Game of Thrones. I think many of us can admit there is a no-holds-bar story here that really grabs a hold of us. I haven’t read the books, and I won’t pretend that I haven’t loved the show. I have. I just don’t know if I continue it any more. At least not on a week-by-week basis.
I had no idea what to expect when I started watching it, but it’s quickly turned into a bit of a regret. The reason? Hopelessness.
I get it. I do. The real world is cruel, we suffer consequences to our actions. We make our beds, we lie in them, we deal, life goes on…most of the time. The same is true for a story, and in this case, more specifically, Game of Thrones. Not everybody lives. Or in GOT’s case, everybody dies! It’s a sad truth that we all recognize. It’s like real life! The thing is, I already live in real life. Real life is already difficult at times. I already see death and sacrifice. I’ve already experience loss and pain. I’ve made mistakes and luckily I’ve lived to learn from them. I’ve done all this. Not on the same grand scale of course, but it’s existent in my life nonetheless. I feel it’s safe to say it exists in all of our lives to some degree. But I don’t want to watch real life. I live in real life. I want a story. Something different. I want to be taken on an adventure, and one that I’m happy to be on. I’m not sure I share that happiness with GOT any longer.
***POSSIBLE SPOILERS AHEAD***
When Ned was taken in the first season, I was shocked. That word doesn’t even do true justice to how I felt. It was more like throwing a remote through a TV screen because it was the TV’s fault. I couldn’t believe it. Then Rob, Lady Stark, and a few others and I realized this show doesn’t hold back. How intense!
At first it was gripping. I couldn’t believe they would slaughter my favorites. Soon after the second season, I began to get bored with it. I continued, of course, because I loved what was being created. The tension was…well, intense! The action was thick and the characters were rich. As the story has progressed through, I feel like each season has let me down a little more. That’s not to say it isn’t all fantastically put together, it is. From acting to directing to screenplay–it’s all wonderful. I just don’t know that it’s for me anymore.
The reason for that feeling, I think, is the lack of hope. The entire reason I watch a show or movie, or read a book, is to enter another realm. My imagination joins with the creator’s for a little while and I let them take me on a whirlwind. Sometimes the bad guys win and sometimes I like that. It’s a nice change of pace. But it can’t be the only pace.
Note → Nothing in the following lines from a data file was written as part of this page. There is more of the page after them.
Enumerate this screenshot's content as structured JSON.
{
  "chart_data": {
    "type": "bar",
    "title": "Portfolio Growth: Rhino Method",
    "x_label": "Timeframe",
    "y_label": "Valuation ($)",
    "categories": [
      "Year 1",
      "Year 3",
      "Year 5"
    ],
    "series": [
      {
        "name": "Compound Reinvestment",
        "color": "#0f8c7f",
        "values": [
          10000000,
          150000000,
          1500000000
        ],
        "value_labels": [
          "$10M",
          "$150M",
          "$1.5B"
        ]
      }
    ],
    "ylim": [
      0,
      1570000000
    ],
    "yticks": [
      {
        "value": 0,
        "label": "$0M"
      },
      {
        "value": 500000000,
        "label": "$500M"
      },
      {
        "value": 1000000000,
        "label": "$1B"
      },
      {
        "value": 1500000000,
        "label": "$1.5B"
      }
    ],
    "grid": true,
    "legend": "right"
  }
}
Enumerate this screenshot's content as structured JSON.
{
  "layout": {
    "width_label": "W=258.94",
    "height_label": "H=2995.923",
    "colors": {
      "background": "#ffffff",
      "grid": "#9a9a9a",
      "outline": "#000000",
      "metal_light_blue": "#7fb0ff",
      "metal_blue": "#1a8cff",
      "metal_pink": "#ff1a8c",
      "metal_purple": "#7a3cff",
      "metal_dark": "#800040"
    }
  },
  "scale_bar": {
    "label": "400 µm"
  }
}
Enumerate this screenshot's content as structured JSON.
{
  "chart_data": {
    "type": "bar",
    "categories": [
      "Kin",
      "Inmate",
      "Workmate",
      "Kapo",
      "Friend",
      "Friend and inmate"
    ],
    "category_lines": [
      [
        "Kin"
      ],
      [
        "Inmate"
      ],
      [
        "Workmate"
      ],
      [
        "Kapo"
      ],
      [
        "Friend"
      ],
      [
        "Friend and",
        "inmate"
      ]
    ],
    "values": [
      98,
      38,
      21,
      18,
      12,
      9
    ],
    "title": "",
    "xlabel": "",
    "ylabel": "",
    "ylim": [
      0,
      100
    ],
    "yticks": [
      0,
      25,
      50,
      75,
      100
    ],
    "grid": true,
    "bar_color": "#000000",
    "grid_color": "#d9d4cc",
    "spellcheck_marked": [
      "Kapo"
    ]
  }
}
The thing is, hope must be kept alive and in long-running sagas, sometimes it must be re-instilled in the consumer of said content. GOT is quickly teaching me there is no reason to hope for anything in this world. Don’t get too attached to a character because they’ll die. Don’t hope to follow a story line because it’ll get sidetracked and the things you loved will disappear and be turned into something else. It’s as if the rules don’t apply because they don’t. There are no rules and nothing is off limits. Although I admit that was part of the charm that drew me in originally, it is unable to sustain me as a viewer forever. I need to be nourished occasionally, not simply starved.
Of course, this is just me. Me being tired of hoping endlessly and never being rewarded. NOTHING GOOD EVER HAPPENS. It’s almost too real for me. I escape to these worlds to experience action, magic, victory and loss via another person in another world, but I’m trusting the imagination luring me along that they’ll keep me safe. GOT doesn’t make me feel safe. At times that’s exciting, but too much of anything is never good. You need variety. GOT continues to kill and slaughter and come up with surprising ways to torture it’s characters, but it no longer surprises me. I appreciate the show, but I think for my own sake it’d be better off left for a binge-watching weekend once the season’s have been completed. I can’t tune in every week, excited to see what is to become of this old world, only to be disappointed each time. Once in a while I need a release. I need something good to happen. If GOT really wanted to trick me and it’s viewers, it should do something positive. I need you to trick me with kindness the way you once tricked me with death. Do something great. Make something wonderful happen. If as a viewer you want to surprise me, don’t just kill another person. There is no more shock in that. Make something amazing happen to someone. Now that would truly give me a shock worth tuning in once again. Why? Because it would reestablish the hope that had been beaten out of me each week for five season. Hope is what keeps me lingering. Take that away and I have nothing left to hang on to.